After the World Cup, the family moved to Switzerland, where Rikard Grönborg became a coach in the big club ZSC Lions from Zurich. A job he was fired from last December. In Switzerland, the doctors arrived at a different diagnosis and that the spasms would pass with time and not cause lasting pain.
“Now we haven’t seen them for a long time so it looks good,” says Grönborg about the youngest daughter, who turns five in August.
Rikard Grönborg makes a fist bump with an unknown passerby in Tampere.”Felt powerless”
But during those uncertain months it was a nightmare. At the same time, Grönborg would end his time as national captain by trying to chase a third straight gold with Three Crowns in the WC in Slovakia. It ended with a bitter quarter-final exit against Finland.
— Many have gone through crap in their lives, but it was tough. You felt so powerless and she was only a year old. And then you go down to your last WC tournament and think that you should enjoy and do something really good together, but there wasn’t much of the enjoyment, he says.
During the interview, people come forward and wish Grönborg welcome and good luck. Among other things former Modo and Mora trainer Harri Rindell.

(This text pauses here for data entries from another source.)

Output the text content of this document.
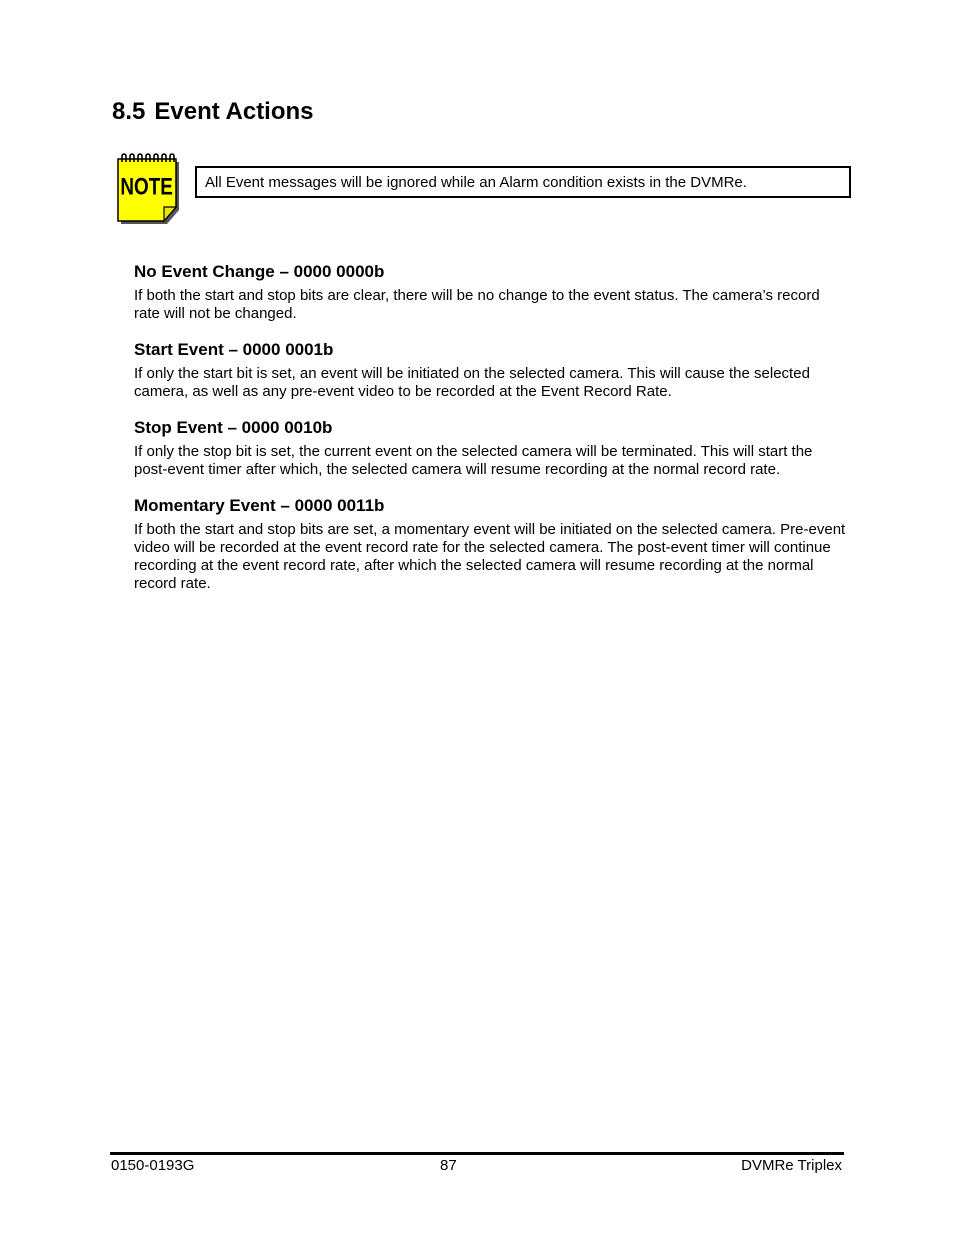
8.5 Event Actions
NOTE	All Event messages will be ignored while an Alarm condition exists in the DVMRe.
No Event Change – 0000 0000b

If both the start and stop bits are clear, there will be no change to the event status. The camera’s record rate will not be changed.

Start Event – 0000 0001b

If only the start bit is set, an event will be initiated on the selected camera. This will cause the selected camera, as well as any pre-event video to be recorded at the Event Record Rate.

Stop Event – 0000 0010b

If only the stop bit is set, the current event on the selected camera will be terminated. This will start the post-event timer after which, the selected camera will resume recording at the normal record rate.

Momentary Event – 0000 0011b

If both the start and stop bits are set, a momentary event will be initiated on the selected camera. Pre-event video will be recorded at the event record rate for the selected camera. The post-event timer will continue recording at the event record rate, after which the selected camera will resume recording at the normal record rate.

0150-0193G	87	DVMRe Triplex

This season, Tappara won both the Champions Hockey League and became Finnish champions for the second year in a row.
TT: What attracted you to Tappara?
— The curiosity of why they are so good, what makes the organization so successful and to try something new. It is a challenge to be the first foreign coach in the league since 2008 and take care of the best team, says Grönborg, who is a guest expert on Finnish television during the WC.
May leave for NHL
Grönborg also has an NHL clause in the contract, he can leave if the right offer comes.
After the two WC golds, he became a hot name in North America and Grönborg was in the USA and guest lectured for the NHL coaches on a few occasions.

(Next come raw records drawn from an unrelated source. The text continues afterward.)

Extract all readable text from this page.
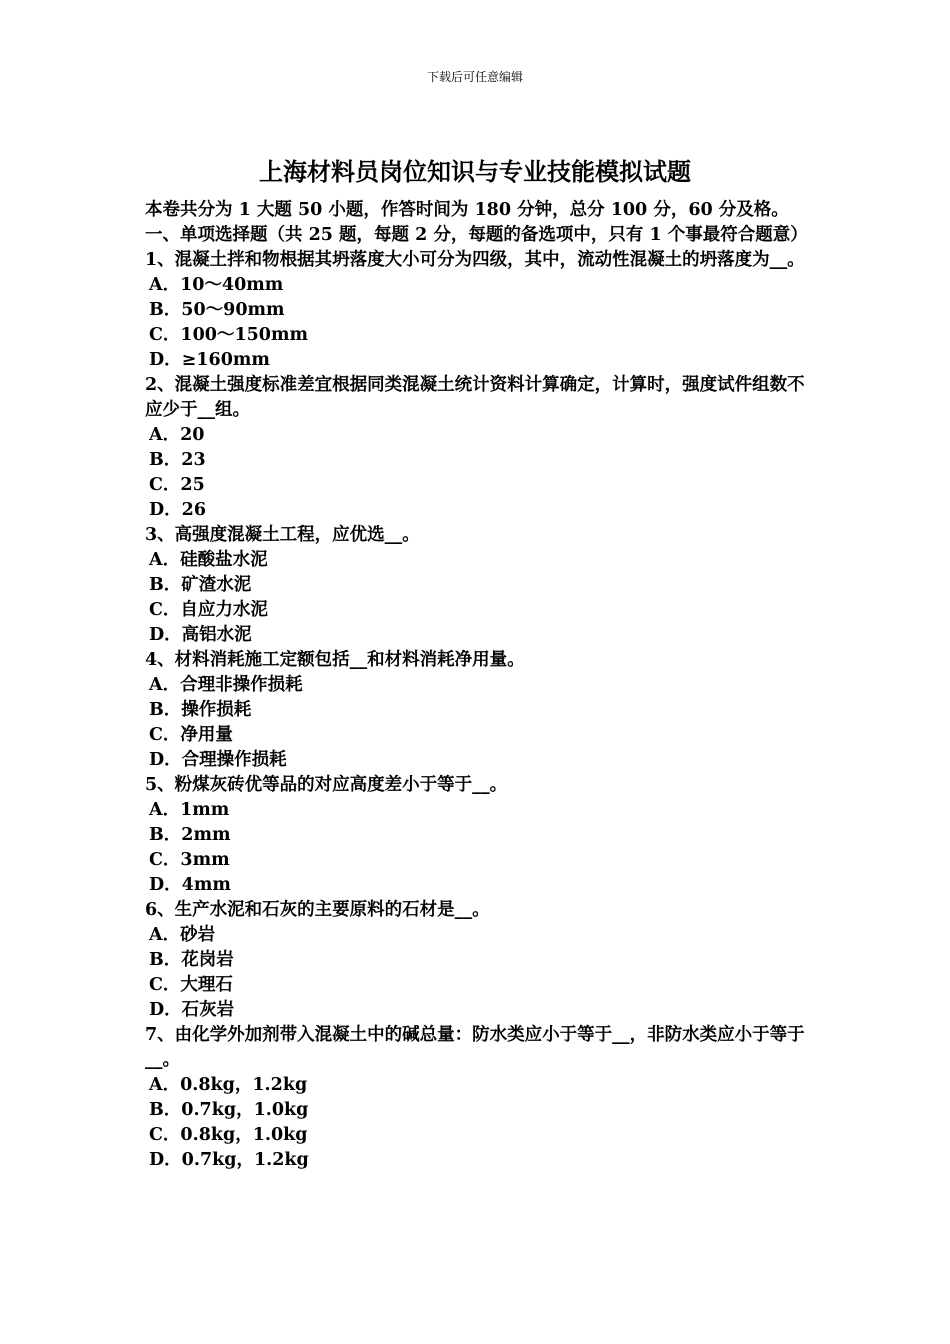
下载后可任意编辑
上海材料员岗位知识与专业技能模拟试题

本卷共分为 1 大题 50 小题，作答时间为 180 分钟，总分 100 分，60 分及格。

一、单项选择题（共 25 题，每题 2 分，每题的备选项中，只有 1 个事最符合题意）

1、混凝土拌和物根据其坍落度大小可分为四级，其中，流动性混凝土的坍落度为__。

A．10～40mm

B．50～90mm

C．100～150mm

D．≥160mm

2、混凝土强度标准差宜根据同类混凝土统计资料计算确定，计算时，强度试件组数不应少于__组。

A．20

B．23

C．25

D．26

3、高强度混凝土工程，应优选__。

A．硅酸盐水泥

B．矿渣水泥

C．自应力水泥

D．高铝水泥

4、材料消耗施工定额包括__和材料消耗净用量。

A．合理非操作损耗

B．操作损耗

C．净用量

D．合理操作损耗

5、粉煤灰砖优等品的对应高度差小于等于__。

A．1mm

B．2mm

C．3mm

D．4mm

6、生产水泥和石灰的主要原料的石材是__。

A．砂岩

B．花岗岩

C．大理石

D．石灰岩

7、由化学外加剂带入混凝土中的碱总量：防水类应小于等于__，非防水类应小于等于__。

A．0.8kg，1.2kg

B．0.7kg，1.0kg

C．0.8kg，1.0kg

D．0.7kg，1.2kg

Rikard Grönborg celebrates in Tre Kronor’s booth after the World Cup final victory over Switzerland in Copenhagen 2018. Archive image.

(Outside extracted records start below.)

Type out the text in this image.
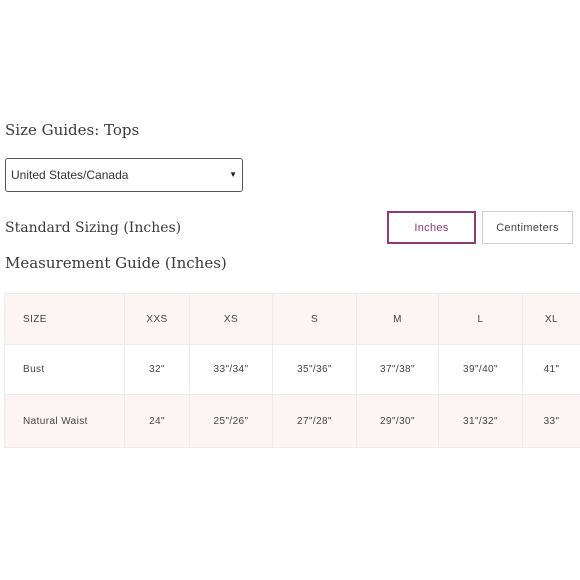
Size Guides: Tops
United States/Canada	▼
Standard Sizing (Inches)	Inches	Centimeters
Measurement Guide (Inches)
SIZE	XXS	XS	S	M	L	XL
Bust	32"	33"/34"	35"/36"	37"/38"	39"/40"	41"
Natural Waist	24"	25"/26"	27"/28"	29"/30"	31"/32"	33"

During his years in Switzerland, it has been reported that he was in consideration for both San Jose and Buffalo.
— Yes, I have been interviewed by NHL clubs. There has been interest, but I can get more interest here because there are young talents here that the NHL clubs are always looking at. If I do a good job with them and with the club, I think I’m more in the NHL loop here than in Switzerland, he says.
So the dream of becoming the first Swedish head coach in the NHL is still alive.
But it is conservative in the NHL and European coaches are rare. He is aware of this to such a mild degree that he presents the numbers himself:
“In the last eleven years, 60 different people have been head coaches in the NHL, but none of them European,” he says.
TT: But you still don’t think it’s impossible?
– Nothing is impossible. There are many, many good coaches here in Europe and I think the NHL can do itself a favor and come over and scout coaches as well as players. Then there are cultural differences, but then you might be at the forefront and do something different as an NHL club, he says.